Pivotal connector is not published in public repositories such as Maven Central. Therefore, this dependency is unmanaged and should be manually added to Spark application during submit (using spark.jars configuration parameter). Connector jar-file can be downloaded from official Pivotal releases.
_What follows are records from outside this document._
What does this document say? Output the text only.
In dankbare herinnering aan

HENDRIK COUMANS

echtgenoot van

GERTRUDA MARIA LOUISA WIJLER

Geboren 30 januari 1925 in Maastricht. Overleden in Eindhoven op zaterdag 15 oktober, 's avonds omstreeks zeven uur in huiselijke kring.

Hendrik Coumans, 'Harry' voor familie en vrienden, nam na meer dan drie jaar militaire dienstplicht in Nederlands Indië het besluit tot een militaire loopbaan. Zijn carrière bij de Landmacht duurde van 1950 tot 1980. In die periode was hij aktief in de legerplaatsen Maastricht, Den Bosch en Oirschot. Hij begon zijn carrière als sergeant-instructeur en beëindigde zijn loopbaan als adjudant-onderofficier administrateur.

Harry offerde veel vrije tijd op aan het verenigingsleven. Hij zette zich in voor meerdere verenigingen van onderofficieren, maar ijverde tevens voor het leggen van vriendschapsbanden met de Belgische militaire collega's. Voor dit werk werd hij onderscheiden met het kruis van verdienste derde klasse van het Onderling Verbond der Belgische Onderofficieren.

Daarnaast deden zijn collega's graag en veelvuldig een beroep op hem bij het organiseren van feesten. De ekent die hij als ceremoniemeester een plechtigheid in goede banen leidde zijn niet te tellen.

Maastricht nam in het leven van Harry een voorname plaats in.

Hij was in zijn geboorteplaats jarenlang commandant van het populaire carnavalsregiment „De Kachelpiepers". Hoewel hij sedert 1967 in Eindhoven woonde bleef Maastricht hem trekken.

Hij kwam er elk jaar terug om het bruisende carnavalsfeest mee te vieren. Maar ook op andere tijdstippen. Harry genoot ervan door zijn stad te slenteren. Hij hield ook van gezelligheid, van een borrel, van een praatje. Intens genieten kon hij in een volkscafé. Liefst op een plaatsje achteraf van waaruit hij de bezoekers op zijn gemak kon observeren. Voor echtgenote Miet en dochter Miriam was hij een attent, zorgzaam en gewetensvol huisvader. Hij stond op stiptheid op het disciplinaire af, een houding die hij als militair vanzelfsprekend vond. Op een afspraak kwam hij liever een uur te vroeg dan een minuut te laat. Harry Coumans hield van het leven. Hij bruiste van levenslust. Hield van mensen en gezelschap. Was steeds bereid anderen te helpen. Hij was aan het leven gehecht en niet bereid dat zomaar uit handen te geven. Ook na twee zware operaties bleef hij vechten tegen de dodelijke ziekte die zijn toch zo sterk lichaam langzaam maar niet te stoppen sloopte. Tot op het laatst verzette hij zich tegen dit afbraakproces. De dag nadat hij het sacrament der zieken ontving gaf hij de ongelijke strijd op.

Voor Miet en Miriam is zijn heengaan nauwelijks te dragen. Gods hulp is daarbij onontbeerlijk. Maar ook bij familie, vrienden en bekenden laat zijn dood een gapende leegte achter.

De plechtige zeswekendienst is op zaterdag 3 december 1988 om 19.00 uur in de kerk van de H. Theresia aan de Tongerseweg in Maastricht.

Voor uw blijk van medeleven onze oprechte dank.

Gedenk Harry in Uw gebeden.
Connections Configuration Example

As it is shown in the example below, connections of the same type are grouped within subsections named after the type of connection. These subsections should contain a list of connection configurations of the corresponding type.

jobConfig: {
  connections: {
    postgres: [
      {
        id: "postgre_db1",
        description: "Connection to production instance of DB"
        url: "postgre1.db.com:5432/public", 
        username: "dq-user", 
        password: "dq-password",
        metadata: [
          "db.owner=some.user@some.domain",
          "environment=prod"
        ]
      }
      {
        id: "postgre_db2",
        description: "Connection to test instance of DB"
        url: "postgre2.db.com:5432/public",
        username: "dq-user",
        password: "dq-password",
        schema: "dataquality",
        metadata: [
          "db.owner=some.user@some.domain",
          "environment=test"
        ]
      }
    ]
    oracle: [
      {id: "oracle_db1", url: "oracle.db.com:1521/public", username: "db-user", password: "dq-password"}
    ]
    sqlite: [
      {id: "sqlite_db", url: "some/path/to/db.sqlite"}
    ],
    mysql: [
      {id: "mysql_db1", url: "mysql.db.com:8306/public", username: "user", password: "pass"}
    ],
    mssql: [
      {id: "mssql_db1", url: "mssql.db.com:8433", username: "user", password: "pass"}
    ],
    h2: [
      {id: "h2_db1", url: "h2.db.com:9092/default", username: "user", password: "pass"}
    ],
    clickhouse: [
      {id: "clickhouse_db1", url: "clickhouse.db.com:8123", username: "user", password: "pass"}
    ],
    kafka: [
      {id: "kafka_cluster_1", servers: ["server1:9092", "server2:9092"]}
      {
        id: "kafka_cluster_2",
        servers: ["kafka-broker1:9092", "kafka-broker2:9092", "kafka-broker3:9092"]
        parameters: [
          "security.protocol=SASL_PLAINTEXT",
          "sasl.mechanism=GSSAPI",
          "sasl.kerberos.service.name=kafka-service"
        ]
      }
    ],
    greenplum: [
      {
        id: "greenplum_db1", 
        url: "greenplum.db.com:5432/postgres", 
        username: "user", 
        password: "pass",
        schema: "public"
      }
    ]
  }
}